A puzzle game composed by a dozen of 3D tiles can be printed to reach a remarkable size, and it will be a very appreciated present. If Easter is coming you can also decide to make an egg shape instead of the classical cube.
Step 1: The Basic Shapes
One of the professional software used to model architectural and mechanical shapes is Rhinoceros (Rhino for friends). This software lets you to model 3d geometric objects keeping the vector format through all the designing process, with a great improvement in precision and detail.
Draw a cube with the right dimensions, or an egg applying the revolve command to a simple curve. Since I'm not skilled enough to teach advanced modeling in Rhino, I will use basic commands which are easily found in main toolbar or menu list of the software.
Step 2: The Power of Parameters
Grasshopper is a very powerful plugin for Rhino. With its features you can apply algorithmic formulas to the geometric shapes of Rhino, and a fast parameters variation will update instantly the 3D model. It also can generate very complicate parametric geometry which is otherwise very difficult, if not impossible, to draw with standard modifiers.
You can analyze the schematic to see which commands are used and how they are connected. I added a few notes over the images, so that you can find out the full name of each function.
Step 3: The Subdivisions
As you can recognize, I used the Voronoi3D feature to subdivide the volume of the cube or the egg in a number of different solids, each boundary with the near ones. Then I used the points from FaceNormals command as centre for each little sphere which acts as joints between the 3D tiles. These spheres protrude from a tile and are subtracted from the adjacent ones.
Probably there is a faster way to subtract spheres from solids and to join them to other tiles in Grasshopper, but I couldn't find it, so I had to do that in Rhino. So, after baking both Voronoi solid and spheres group, turn off the Grasshopper plugin and go working on Rhino window.
Step 4: The Choise
With the SelDup command select the duplicated spheres and delete them.
Now you can proceed in different ways. I decided to hide one tile at a time, the I deleted the unwanted spheres and hid the spheres I decided to keep. Go on in this way until nothing is shown. Then unhide everything.
Step 5: Fusion
Now you can Boolean union the external spheres to the tiles. Anyway if you don't like that style you can choose to delete them too, and keep flat faces on the cube. I wanted to add more difficulty in solving the puzzle.
Step 6: Subtract
Then select all the (remained) spheres and subtract them (Boolean Difference) from all the cube together, but keep the input solids.
Step 7: The Joints
This is the difficult part. You have to choose which side the spheres would stay. You can also use Ghosted view to see better inside the cube. When you have decide select the sphere and the corresponding tile, then join them with Boolean Union. If all the spheres around a tile have been examined, hide that tile and carry on.

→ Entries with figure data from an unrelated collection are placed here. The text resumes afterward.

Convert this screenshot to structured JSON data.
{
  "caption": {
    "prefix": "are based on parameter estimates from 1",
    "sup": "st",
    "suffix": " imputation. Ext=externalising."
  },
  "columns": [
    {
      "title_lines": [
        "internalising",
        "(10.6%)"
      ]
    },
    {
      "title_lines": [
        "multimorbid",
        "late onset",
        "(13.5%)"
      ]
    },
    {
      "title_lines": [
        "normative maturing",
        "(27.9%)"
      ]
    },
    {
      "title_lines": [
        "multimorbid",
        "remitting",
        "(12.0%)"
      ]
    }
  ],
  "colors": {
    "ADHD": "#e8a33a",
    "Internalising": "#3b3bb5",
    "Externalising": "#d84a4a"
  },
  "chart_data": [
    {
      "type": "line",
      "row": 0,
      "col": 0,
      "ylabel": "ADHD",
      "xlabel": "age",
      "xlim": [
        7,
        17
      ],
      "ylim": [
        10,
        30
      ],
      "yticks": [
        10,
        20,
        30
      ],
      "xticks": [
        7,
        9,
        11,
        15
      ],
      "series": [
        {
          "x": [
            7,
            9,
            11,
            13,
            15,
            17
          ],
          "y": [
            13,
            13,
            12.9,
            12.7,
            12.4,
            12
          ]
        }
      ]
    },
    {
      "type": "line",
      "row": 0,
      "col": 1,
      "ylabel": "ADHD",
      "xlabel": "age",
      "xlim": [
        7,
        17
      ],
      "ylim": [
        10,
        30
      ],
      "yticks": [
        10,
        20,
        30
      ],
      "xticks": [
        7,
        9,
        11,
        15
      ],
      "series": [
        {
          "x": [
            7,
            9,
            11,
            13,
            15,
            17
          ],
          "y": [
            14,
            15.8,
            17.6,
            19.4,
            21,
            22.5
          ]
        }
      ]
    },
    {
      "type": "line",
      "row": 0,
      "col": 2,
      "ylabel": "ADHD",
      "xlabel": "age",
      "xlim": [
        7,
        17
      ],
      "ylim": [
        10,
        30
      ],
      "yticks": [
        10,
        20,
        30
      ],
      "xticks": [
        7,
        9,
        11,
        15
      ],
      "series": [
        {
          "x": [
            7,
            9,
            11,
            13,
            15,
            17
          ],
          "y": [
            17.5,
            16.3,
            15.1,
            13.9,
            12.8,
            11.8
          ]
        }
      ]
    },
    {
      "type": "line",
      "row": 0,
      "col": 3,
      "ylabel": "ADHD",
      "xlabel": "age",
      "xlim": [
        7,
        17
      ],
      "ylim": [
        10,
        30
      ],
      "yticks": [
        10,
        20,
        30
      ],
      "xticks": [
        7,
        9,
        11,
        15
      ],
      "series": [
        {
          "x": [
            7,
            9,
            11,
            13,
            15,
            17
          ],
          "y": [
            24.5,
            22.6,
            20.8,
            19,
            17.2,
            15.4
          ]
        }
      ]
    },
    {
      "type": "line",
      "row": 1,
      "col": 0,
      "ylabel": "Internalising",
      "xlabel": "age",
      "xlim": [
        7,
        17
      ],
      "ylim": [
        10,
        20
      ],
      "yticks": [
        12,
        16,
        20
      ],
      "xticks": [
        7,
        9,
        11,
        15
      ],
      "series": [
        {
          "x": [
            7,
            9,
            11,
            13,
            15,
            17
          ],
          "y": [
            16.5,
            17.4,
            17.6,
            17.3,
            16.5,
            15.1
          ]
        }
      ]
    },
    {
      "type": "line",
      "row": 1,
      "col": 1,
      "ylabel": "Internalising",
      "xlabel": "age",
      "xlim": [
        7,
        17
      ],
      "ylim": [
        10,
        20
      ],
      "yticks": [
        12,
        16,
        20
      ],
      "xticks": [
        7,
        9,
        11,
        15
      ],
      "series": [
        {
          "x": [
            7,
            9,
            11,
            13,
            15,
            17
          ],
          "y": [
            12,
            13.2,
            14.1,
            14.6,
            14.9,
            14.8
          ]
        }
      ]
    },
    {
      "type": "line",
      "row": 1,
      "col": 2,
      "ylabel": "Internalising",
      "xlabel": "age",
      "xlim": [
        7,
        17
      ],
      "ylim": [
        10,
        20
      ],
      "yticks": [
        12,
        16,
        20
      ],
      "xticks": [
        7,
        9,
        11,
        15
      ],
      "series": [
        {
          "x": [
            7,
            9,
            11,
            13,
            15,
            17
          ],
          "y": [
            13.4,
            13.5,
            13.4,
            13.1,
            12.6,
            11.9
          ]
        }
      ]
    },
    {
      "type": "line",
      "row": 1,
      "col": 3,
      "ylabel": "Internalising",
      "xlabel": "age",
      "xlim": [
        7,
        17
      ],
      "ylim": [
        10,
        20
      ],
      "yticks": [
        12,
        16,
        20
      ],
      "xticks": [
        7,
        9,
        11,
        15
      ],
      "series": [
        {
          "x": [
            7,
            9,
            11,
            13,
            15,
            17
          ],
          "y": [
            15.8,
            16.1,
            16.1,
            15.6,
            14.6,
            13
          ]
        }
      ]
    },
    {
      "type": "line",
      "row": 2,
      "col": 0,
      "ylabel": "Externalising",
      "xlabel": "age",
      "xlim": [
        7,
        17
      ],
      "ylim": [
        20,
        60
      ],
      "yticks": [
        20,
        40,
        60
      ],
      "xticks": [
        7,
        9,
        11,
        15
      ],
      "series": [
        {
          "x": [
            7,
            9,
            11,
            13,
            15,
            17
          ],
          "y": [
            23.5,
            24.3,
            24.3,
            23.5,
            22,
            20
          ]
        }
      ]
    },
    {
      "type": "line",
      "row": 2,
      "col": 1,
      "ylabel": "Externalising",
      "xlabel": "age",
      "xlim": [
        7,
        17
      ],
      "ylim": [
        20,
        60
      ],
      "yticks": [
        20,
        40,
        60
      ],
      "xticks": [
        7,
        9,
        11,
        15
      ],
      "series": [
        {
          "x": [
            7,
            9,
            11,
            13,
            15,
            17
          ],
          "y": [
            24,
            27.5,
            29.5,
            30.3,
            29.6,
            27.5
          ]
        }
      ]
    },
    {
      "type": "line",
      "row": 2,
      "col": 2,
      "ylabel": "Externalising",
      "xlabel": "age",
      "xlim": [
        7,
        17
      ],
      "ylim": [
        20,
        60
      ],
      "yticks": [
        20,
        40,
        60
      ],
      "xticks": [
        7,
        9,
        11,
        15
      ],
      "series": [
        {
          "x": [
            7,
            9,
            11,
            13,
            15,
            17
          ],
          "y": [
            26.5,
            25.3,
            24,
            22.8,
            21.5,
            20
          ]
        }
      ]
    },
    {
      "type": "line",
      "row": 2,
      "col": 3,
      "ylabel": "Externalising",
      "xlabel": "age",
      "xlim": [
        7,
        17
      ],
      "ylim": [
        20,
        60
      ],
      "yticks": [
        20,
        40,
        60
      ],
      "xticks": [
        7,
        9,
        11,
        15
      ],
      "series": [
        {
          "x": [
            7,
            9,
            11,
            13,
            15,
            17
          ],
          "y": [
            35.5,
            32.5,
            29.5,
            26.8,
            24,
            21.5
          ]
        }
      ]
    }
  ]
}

Try to not protrude spheres all around the same tile, because it would simplify the game too much.
Step 8: The Egg
I will save you from hearing a joke about Columbus' Egg...
I found some problem in setting the points inside the egg, anyway I made a Boolean Intersection between each tile and the egg. Now I have to choose the spheres in the same way I used for the cube.
Step 9: Blending
If you wish, you can smooth edges with the Blend Edge command. Better you make it before subtracting the spheres, so to select all the edges in one time.
Step 10: Time to Play
Now you only have to save the pieces in one or more .stl file (it's in the export options of Rhino) and send it to the 3D printer.
There is a "nota bene" to add: there are some chances that the puzzle will not work.
This could be due to two causes: first the rigidity of the printed piece and material, among with the percentage of filling chosen in printing settings. Second the reciprocal disposal of the tiles' faces. Indeed, since some tiles will certainly be blocked by the others, I'm not sure that every tile will be able to be inserted.
Of course the bigger is the number of tiles, the harder will be inserting them... you only have to try.
Step 11: Enjoy With Colours
You can of course paint the pieces or print them with different colours.
I hope you will be able to model your own puzzle, since I still have to set up the STL files, but I will attach them in next weeks.